Powder in focus—the rest is a blur on Blackcomb
You need to visit Whistler-Blackcomb if you like any of the following: skiing; snowboarding; après ski; sore quads; shit-eating grins induced by big bowls, narrow chutes, and excess powder; sushi that tastes as if the fish was caught, killed, and filleted within the previous five minutes (and maybe it was); meeting Europeans outside of Europe; Kokanee or Molson; and stumbling upon attractive Aussies and Kiwis around every corner.

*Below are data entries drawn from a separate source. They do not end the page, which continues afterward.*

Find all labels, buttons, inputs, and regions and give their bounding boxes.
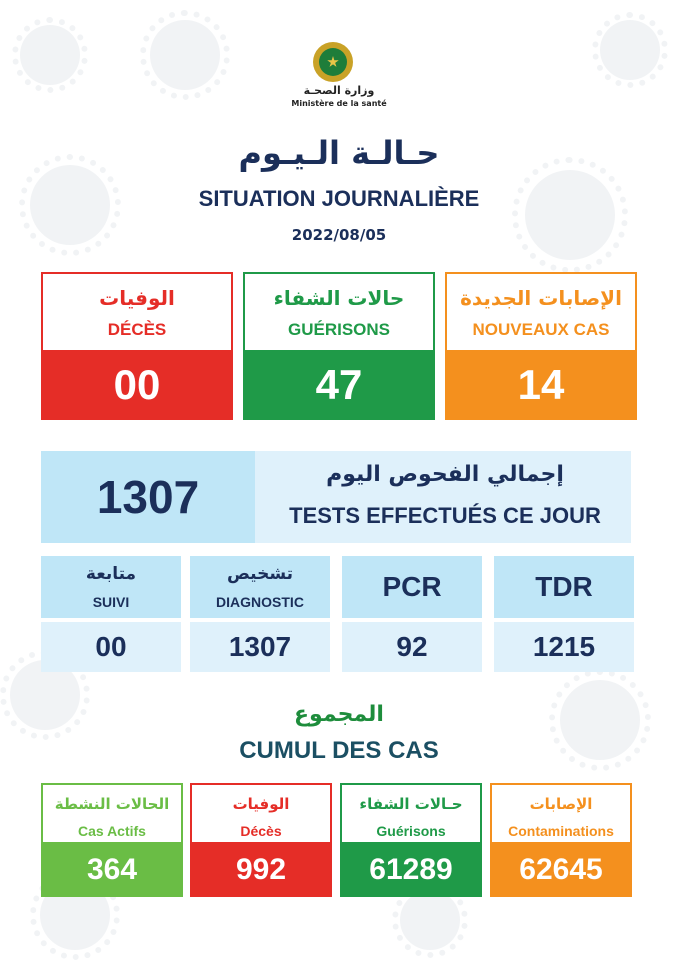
- card-value: 61289: [340, 842, 482, 897]
- card-label-ar: حالات الشفاء: [273, 286, 405, 310]
- card-label-fr: Contaminations: [508, 823, 614, 839]
- ministry-seal-icon: [313, 42, 353, 82]
- card-label-fr: Cas Actifs: [78, 823, 146, 839]
- test-value-suivi: 00: [41, 622, 181, 672]
- card-label-ar: الإصابات الجديدة: [460, 286, 622, 310]
- card-contaminations-total: الإصابات Contaminations 62645: [490, 783, 632, 897]
- tests-total-value: 1307: [41, 451, 255, 543]
- card-recoveries-daily: حالات الشفاء GUÉRISONS 47: [243, 272, 435, 420]
- card-value: 47: [243, 350, 435, 420]
- page-title-fr: SITUATION JOURNALIÈRE: [198, 186, 480, 211]
- test-label-ar: تشخيص: [226, 564, 294, 584]
- card-label-fr: GUÉRISONS: [287, 320, 391, 339]
- test-label-ar: متابعة: [85, 564, 137, 584]
- card-label-fr: Guérisons: [376, 823, 446, 839]
- test-label-fr: DIAGNOSTIC: [216, 594, 304, 610]
- test-type-suivi: متابعة SUIVI: [41, 556, 181, 618]
- test-type-tdr: TDR: [494, 556, 634, 618]
- test-label: PCR: [382, 571, 442, 602]
- test-label-fr: SUIVI: [92, 594, 130, 610]
- test-value: 1215: [532, 631, 596, 662]
- report-date: 2022/08/05: [291, 226, 387, 244]
- test-label: TDR: [535, 571, 593, 602]
- ministry-name-ar: وزارة الصحـة: [303, 84, 375, 97]
- tests-label-fr: TESTS EFFECTUÉS CE JOUR: [289, 503, 601, 528]
- virus-decoration-icon: [391, 881, 469, 959]
- virus-decoration-icon: [140, 10, 230, 100]
- card-deaths-total: الوفيات Décès 992: [190, 783, 332, 897]
- test-value-diagnostic: 1307: [190, 622, 330, 672]
- card-label-ar: الوفيات: [232, 795, 290, 813]
- cumulative-title-ar: المجموع: [294, 702, 384, 727]
- card-label-ar: الإصابات: [529, 795, 593, 813]
- test-value: 1307: [228, 631, 292, 662]
- card-label-ar: الحالات النشطة: [54, 795, 170, 813]
- card-label-fr: DÉCÈS: [107, 320, 167, 339]
- test-value-pcr: 92: [342, 622, 482, 672]
- card-active-cases: الحالات النشطة Cas Actifs 364: [41, 783, 183, 897]
- virus-decoration-icon: [11, 16, 89, 94]
- virus-decoration-icon: [591, 11, 669, 89]
- card-value: 62645: [490, 842, 632, 897]
- test-type-diagnostic: تشخيص DIAGNOSTIC: [190, 556, 330, 618]
- card-new-cases-daily: الإصابات الجديدة NOUVEAUX CAS 14: [445, 272, 637, 420]
- card-recoveries-total: حـالات الشفاء Guérisons 61289: [340, 783, 482, 897]
- test-type-pcr: PCR: [342, 556, 482, 618]
- page-title-ar: حـالـة الـيـوم: [238, 134, 440, 172]
- card-value: 14: [445, 350, 637, 420]
- card-deaths-daily: الوفيات DÉCÈS 00: [41, 272, 233, 420]
- card-value: 00: [41, 350, 233, 420]
- test-value: 00: [95, 631, 127, 662]
- card-label-fr: NOUVEAUX CAS: [472, 320, 610, 339]
- test-value: 92: [396, 631, 428, 662]
- card-label-ar: الوفيات: [99, 286, 175, 310]
- card-value: 364: [41, 842, 183, 897]
- card-label-fr: Décès: [240, 823, 282, 839]
- cumulative-title-fr: CUMUL DES CAS: [239, 737, 439, 764]
- tests-label-ar: إجمالي الفحوص اليوم: [326, 462, 564, 487]
- test-value-tdr: 1215: [494, 622, 634, 672]
- virus-decoration-icon: [18, 153, 122, 257]
- ministry-name-fr: Ministère de la santé: [291, 99, 387, 108]
- virus-decoration-icon: [512, 157, 628, 273]
- card-value: 992: [190, 842, 332, 897]
- card-label-ar: حـالات الشفاء: [359, 795, 463, 813]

The largest ski resort in North America, Whistler-Blackcomb is nearly 50% larger than its nearest competitor in terms of size, has the greatest uphill lift capacity of any resort in this hemisphere, and features a mile of vertical descent. Do you dream of skiing at a place where there’s always new terrain to uncover, untouched snow to find, and new best friends to make at an après scene whose fame rivals that of the slopes? If your answer is yes, book a flight to Vancouver, British Columbia ASAP. Whistler is only 70 miles away up the Sea to Sky Highway.

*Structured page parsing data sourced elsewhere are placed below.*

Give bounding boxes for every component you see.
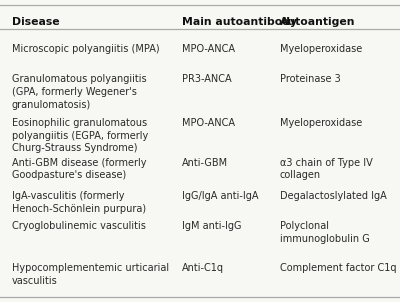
Text: MPO-ANCA: MPO-ANCA <box>182 44 235 54</box>
Text: Disease: Disease <box>12 17 60 27</box>
Text: Proteinase 3: Proteinase 3 <box>280 74 341 84</box>
Text: Anti-GBM: Anti-GBM <box>182 158 228 168</box>
Text: Degalactoslylated IgA: Degalactoslylated IgA <box>280 191 387 201</box>
Text: Myeloperoxidase: Myeloperoxidase <box>280 44 362 54</box>
Text: Autoantigen: Autoantigen <box>280 17 356 27</box>
Text: Hypocomplementemic urticarial
vasculitis: Hypocomplementemic urticarial vasculitis <box>12 263 169 286</box>
Text: Main autoantibody: Main autoantibody <box>182 17 297 27</box>
Text: IgG/IgA anti-IgA: IgG/IgA anti-IgA <box>182 191 258 201</box>
Text: Microscopic polyangiitis (MPA): Microscopic polyangiitis (MPA) <box>12 44 160 54</box>
Text: Eosinophilic granulomatous
polyangiitis (EGPA, formerly
Churg-Strauss Syndrome): Eosinophilic granulomatous polyangiitis … <box>12 118 148 153</box>
Text: PR3-ANCA: PR3-ANCA <box>182 74 232 84</box>
Text: Granulomatous polyangiitis
(GPA, formerly Wegener's
granulomatosis): Granulomatous polyangiitis (GPA, formerl… <box>12 74 147 110</box>
Text: Polyclonal
immunoglobulin G: Polyclonal immunoglobulin G <box>280 221 370 244</box>
Text: Myeloperoxidase: Myeloperoxidase <box>280 118 362 128</box>
Text: α3 chain of Type IV
collagen: α3 chain of Type IV collagen <box>280 158 373 180</box>
Text: Anti-GBM disease (formerly
Goodpasture's disease): Anti-GBM disease (formerly Goodpasture's… <box>12 158 146 180</box>
Text: MPO-ANCA: MPO-ANCA <box>182 118 235 128</box>
Text: Complement factor C1q: Complement factor C1q <box>280 263 396 273</box>
Text: IgM anti-IgG: IgM anti-IgG <box>182 221 242 231</box>
Text: IgA-vasculitis (formerly
Henoch-Schönlein purpura): IgA-vasculitis (formerly Henoch-Schönlei… <box>12 191 146 214</box>
Text: Anti-C1q: Anti-C1q <box>182 263 224 273</box>
Text: Cryoglobulinemic vasculitis: Cryoglobulinemic vasculitis <box>12 221 146 231</box>
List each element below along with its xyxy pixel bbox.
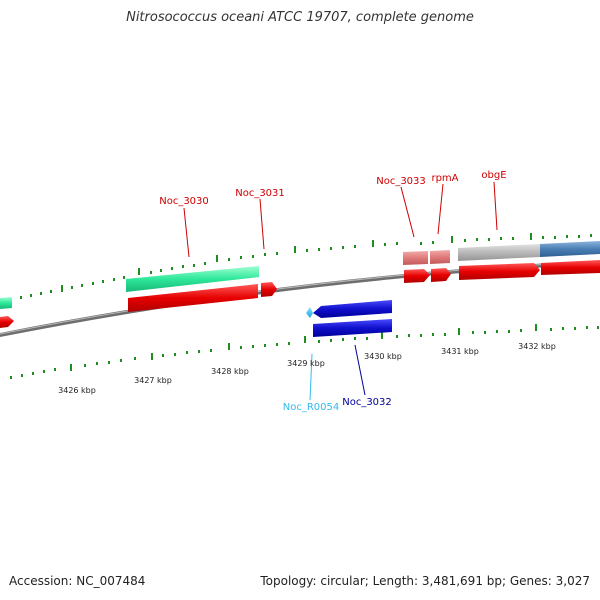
gene-label-obge[interactable]: obgE	[481, 170, 506, 181]
gene-noc3032[interactable]	[313, 319, 392, 337]
trna-nocr0054[interactable]	[306, 307, 313, 318]
gene-right-red[interactable]	[541, 260, 600, 275]
gene-label-noc3030[interactable]: Noc_3030	[159, 196, 209, 207]
leader-rpma	[437, 183, 444, 235]
gene-label-noc3032[interactable]: Noc_3032	[342, 397, 392, 408]
label-leaders	[183, 181, 498, 401]
scale-label-3426: 3426 kbp	[58, 386, 96, 395]
gene-left-edge-green[interactable]	[0, 297, 12, 309]
scale-label-layer: 3426 kbp 3427 kbp 3428 kbp 3429 kbp 3430…	[58, 342, 556, 395]
gene-left-edge-red[interactable]	[0, 316, 14, 328]
accession-text: Accession: NC_007484	[9, 574, 146, 588]
gene-right-steel[interactable]	[540, 241, 600, 257]
gene-noc3031[interactable]	[261, 282, 277, 297]
gene-obge-gray[interactable]	[458, 244, 540, 261]
leader-obge	[493, 181, 498, 231]
scale-label-3430: 3430 kbp	[364, 352, 402, 361]
leader-noc3032	[354, 344, 366, 396]
reverse-features	[306, 300, 392, 337]
gene-noc3030-green[interactable]	[126, 266, 259, 292]
leader-noc3030	[183, 207, 190, 258]
gene-noc3033[interactable]	[404, 269, 430, 283]
gene-noc3032-upper[interactable]	[313, 300, 392, 318]
gene-label-noc3031[interactable]: Noc_3031	[235, 188, 285, 199]
gene-obge[interactable]	[459, 263, 540, 280]
genome-summary-text: Topology: circular; Length: 3,481,691 bp…	[260, 574, 590, 588]
map-title: Nitrosococcus oceani ATCC 19707, complet…	[126, 10, 474, 25]
scale-label-3428: 3428 kbp	[211, 367, 249, 376]
gene-rpma[interactable]	[431, 268, 451, 282]
forward-features	[0, 241, 600, 328]
inner-tick-row	[10, 324, 599, 379]
gene-label-noc3033[interactable]: Noc_3033	[376, 176, 426, 187]
scale-label-3432: 3432 kbp	[518, 342, 556, 351]
gene-label-nocr0054[interactable]: Noc_R0054	[283, 402, 340, 413]
scale-label-3427: 3427 kbp	[134, 376, 172, 385]
scale-label-3431: 3431 kbp	[441, 347, 479, 356]
gene-noc3033-pink[interactable]	[403, 251, 428, 265]
leader-noc3031	[259, 198, 265, 250]
gene-noc3030[interactable]	[128, 284, 258, 312]
leader-nocr0054	[309, 353, 313, 401]
leader-noc3033	[400, 186, 415, 238]
gene-label-layer: Noc_3030 Noc_3031 Noc_3033 rpmA obgE Noc…	[159, 170, 506, 413]
scale-label-3429: 3429 kbp	[287, 359, 325, 368]
outer-tick-row	[10, 233, 592, 301]
gene-label-rpma[interactable]: rpmA	[431, 173, 458, 184]
gene-rpma-pink[interactable]	[430, 250, 450, 264]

More than 8,000 skiable acres cover Whistler Mountain and Blackcomb Mountain, and the world’s highest and longest unsupported cable car, the Peak 2 Peak Gondola, connects them. In addition to the distinctive peaks, the mile-long vertical drop gives each mountain a microclimate of its own. While it can rain at the base and snow at the top of many western and eastern U.S. mountains, this phenomenon has assumed a regular cadence at Whistler. If it’s raining when you walk outside, it’s snowing at the top of the first chair (and the second chair and the third chair), so that by the time you’ve reached Horstman’s Hut high up on the flanks of Blackcomb, you’re standing in knee-deep PNW powder.

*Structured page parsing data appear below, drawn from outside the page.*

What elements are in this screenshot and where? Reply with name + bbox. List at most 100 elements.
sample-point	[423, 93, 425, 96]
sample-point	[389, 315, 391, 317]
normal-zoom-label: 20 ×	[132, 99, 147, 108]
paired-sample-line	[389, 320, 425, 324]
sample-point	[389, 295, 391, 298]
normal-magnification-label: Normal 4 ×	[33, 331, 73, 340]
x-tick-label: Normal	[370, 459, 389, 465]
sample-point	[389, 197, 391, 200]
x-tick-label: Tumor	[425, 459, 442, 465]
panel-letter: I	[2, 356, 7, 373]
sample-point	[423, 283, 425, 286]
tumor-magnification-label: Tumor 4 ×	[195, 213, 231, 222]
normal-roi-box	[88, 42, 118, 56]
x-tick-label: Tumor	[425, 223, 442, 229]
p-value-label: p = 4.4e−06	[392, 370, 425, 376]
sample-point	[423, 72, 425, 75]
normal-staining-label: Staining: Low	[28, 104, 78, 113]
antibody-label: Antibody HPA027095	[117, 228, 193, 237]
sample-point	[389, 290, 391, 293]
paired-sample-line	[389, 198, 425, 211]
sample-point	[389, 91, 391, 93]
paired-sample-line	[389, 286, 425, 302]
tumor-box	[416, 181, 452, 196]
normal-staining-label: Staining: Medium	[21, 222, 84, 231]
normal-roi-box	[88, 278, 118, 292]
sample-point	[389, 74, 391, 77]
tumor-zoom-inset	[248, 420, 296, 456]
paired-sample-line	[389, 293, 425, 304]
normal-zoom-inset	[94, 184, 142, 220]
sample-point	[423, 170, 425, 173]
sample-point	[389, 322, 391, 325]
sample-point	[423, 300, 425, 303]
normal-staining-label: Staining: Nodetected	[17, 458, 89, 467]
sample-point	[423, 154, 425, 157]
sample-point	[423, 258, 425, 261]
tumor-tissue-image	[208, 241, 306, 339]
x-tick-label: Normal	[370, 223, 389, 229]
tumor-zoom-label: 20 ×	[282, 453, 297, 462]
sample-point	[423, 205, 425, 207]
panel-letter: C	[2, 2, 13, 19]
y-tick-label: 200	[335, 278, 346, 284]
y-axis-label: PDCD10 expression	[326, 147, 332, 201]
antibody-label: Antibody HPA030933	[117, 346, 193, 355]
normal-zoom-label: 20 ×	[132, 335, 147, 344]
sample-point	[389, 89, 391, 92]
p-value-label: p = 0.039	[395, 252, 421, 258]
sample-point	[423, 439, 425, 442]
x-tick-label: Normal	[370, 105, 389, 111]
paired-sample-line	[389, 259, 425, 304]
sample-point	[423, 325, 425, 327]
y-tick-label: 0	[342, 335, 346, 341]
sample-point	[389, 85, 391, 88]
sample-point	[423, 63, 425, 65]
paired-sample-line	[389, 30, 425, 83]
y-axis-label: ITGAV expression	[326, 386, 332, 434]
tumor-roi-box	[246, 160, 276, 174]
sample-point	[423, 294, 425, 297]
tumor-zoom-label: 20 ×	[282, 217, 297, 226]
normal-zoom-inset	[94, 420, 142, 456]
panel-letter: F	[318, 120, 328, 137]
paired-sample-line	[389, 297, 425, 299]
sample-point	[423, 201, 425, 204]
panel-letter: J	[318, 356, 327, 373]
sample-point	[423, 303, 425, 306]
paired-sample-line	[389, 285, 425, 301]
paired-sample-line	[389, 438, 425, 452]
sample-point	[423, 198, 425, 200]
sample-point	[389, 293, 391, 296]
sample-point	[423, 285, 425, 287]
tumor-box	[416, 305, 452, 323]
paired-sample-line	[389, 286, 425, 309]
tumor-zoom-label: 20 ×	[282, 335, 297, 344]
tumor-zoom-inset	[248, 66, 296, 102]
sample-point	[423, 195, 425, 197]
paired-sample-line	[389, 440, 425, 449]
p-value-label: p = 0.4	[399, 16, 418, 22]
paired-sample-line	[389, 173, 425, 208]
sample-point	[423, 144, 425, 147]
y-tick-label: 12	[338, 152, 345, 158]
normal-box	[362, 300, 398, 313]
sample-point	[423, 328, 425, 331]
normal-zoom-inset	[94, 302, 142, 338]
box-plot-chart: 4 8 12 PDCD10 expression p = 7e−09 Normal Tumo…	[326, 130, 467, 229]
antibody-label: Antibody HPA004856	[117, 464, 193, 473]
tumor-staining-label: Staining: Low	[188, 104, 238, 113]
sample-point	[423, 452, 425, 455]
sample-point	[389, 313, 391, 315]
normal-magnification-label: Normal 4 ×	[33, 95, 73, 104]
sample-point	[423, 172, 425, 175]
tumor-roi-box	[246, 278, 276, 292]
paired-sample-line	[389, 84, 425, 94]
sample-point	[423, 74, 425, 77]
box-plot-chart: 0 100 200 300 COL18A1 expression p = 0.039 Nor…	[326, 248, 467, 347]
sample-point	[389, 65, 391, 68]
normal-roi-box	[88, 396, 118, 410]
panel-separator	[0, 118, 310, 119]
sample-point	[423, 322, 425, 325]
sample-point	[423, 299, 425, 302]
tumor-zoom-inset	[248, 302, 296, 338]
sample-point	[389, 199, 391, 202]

I first skied Whistler-Blackcomb in 2006 with a group of friends from college. We skied for three days in January and, after experiencing some of the best snow and most riotous fun of our entire lives, we booked another trip out in February. A decade and many bacchanalian excursions later, our yearly ski trip to Whistler has taught me many things, not least of which is to avoid Chilly Willy shots (snorting vodka from the concave bottom of a shot glass) at all costs. There’s the obvious—this is a skier’s dream destination—and the not-so-obvious—30 Kokanee beers and two 650-ml bottles of Fireball are going to cost you $100 USD in Whistler. (Alcohol prices in the town liquor stores are akin to highway robbery.)
Best of Whistler
- Most surreal vista (tie): Top of Blackcomb Glacier; Riding the Peak Express lift to the top of Whistler Bowl
- Top-to-bottom cruiser run on Blackcomb: Cloud Nine to Sunset Boulevard to Lower Gear Jammer
- Top-to-bottom cruiser run on Whistler: Upper Peak-to-Creek to Highway 86 to Expressway to Crabapple to Lower Olympic
- Tree run: In The Spirit (Blackcomb)
- Sushi, sake and shoe-less dining experience: Village Sushi
- Bar for those under-25: Moe Joe’s
- Bar I know I’ve been to approximately 8 times but cannot remember at all: Garfinkel’s
- Après ski nachos and general après ski ambiance: Longhorn Saloon
- Bar for live music: Dubh Linn Gate Irish Pub
- Biggest beef ribs and best poutine: Brewhouse
- Grub on the mountain: Thai and ramen station at the Rendezvous Lodge (Blackcomb)
- Drinks on the mountain: Hot spicy wine at Horstman Hut (Blackcomb)
- Ski-in/Ski-out hotel: Coastal Suites (Blackcomb)
Whistler Mountain from Blackcomb Is there such a thing as too much powder?